一个有趣的观察:自回归模型比 BERT 类模型产生更好的线性表示。 Ilya 的猜测:

  • 在 next-pixel prediction 中,从像素 \(1, \ldots, t\) 预测像素 \(t+1\) 有时需要理解长程结构(例如,从整个前面的图像上下文预测新一行开头的像素)
  • 在 BERT 中,你遮蔽约 25% 的 token,从两侧上下文预测它们。任何预测都可以通过看一点过去和一点未来来很好地完成——局部上下文就够了
  • BERT 移除了最难的预测任务,而恰恰是这些任务迫使模型构建全局表示。自回归模型必须解决这些困难情况,这驱动了更具信息量的特征的形成

这也意味着扩散模型——在概念上类似于 BERT(从损坏版本中去噪)——应该比自回归模型有更差的线性表示,原因相同。

Q&A Highlights

On the limits of the analogy. The biggest gap between Kolmogorov complexity and neural networks is the search procedure. Kolmogorov complexity enumerates all programs from scratch each time; SGD is an incremental, order-dependent search. Data ordering matters for neural networks precisely because SGD is a weak search procedure — early features get “baked in” and persist throughout training. Ilya cautions that the analogy is “very clearly not universally applicable” but is valuable for explaining where unsupervised learning comes from.

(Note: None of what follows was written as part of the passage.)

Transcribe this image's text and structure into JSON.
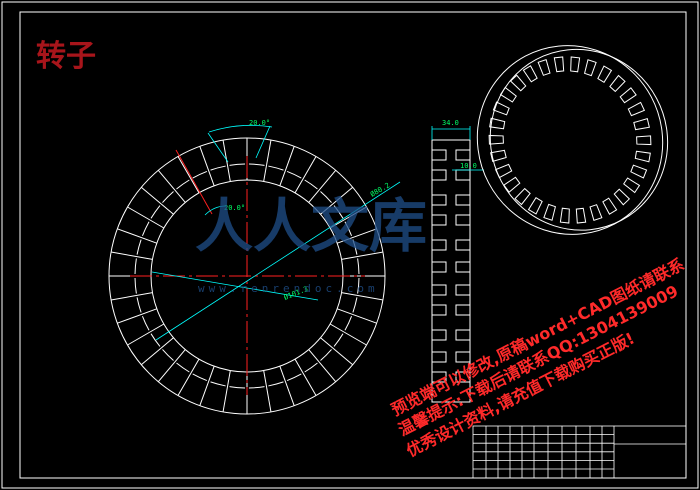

On VC dimension. A questioner defends VC dimension by citing a 2007 result on PAC learning of quantum states, where the VC dimension is exponentially smaller than the log of the hypothesis class size. Ilya concedes this is a cool example where VC dimension remains essential.

On energy-based models. Energy-based models offer another way to turn neural networks into probability distributions — assign an energy to each configuration, then normalize. Ratios of distributions correspond to differences in energy. This connects to the distinguishability ↔ prediction equivalence from cryptography.

关于类比的局限性。 Kolmogorov 复杂度与神经网络之间最大的差距在于搜索过程。Kolmogorov 复杂度每次从头枚举所有程序;SGD 是一个增量的、依赖顺序的搜索。数据顺序对神经网络有影响,正是因为 SGD 是一个弱搜索过程——早期学到的特征会”固化”并在整个训练过程中持续存在。Ilya 提醒说,这个类比”显然不是普适的”,但在解释无监督学习的来源方面有价值。

关于 VC 维度。 一位提问者引用了 2007 年关于量子态 PAC 学习的结果为 VC 维度辩护:在该场景中,VC 维度指数级地小于假设类大小的对数。Ilya 承认这是一个 VC 维度仍然不可或缺的精彩例子。

关于基于能量的模型。 基于能量的模型提供了将神经网络转化为概率分布的另一种方式——给每个配置赋予一个能量值,然后归一化。分布的比率对应能量的差异。这与密码学中的可区分性 ↔ 预测等价性相关。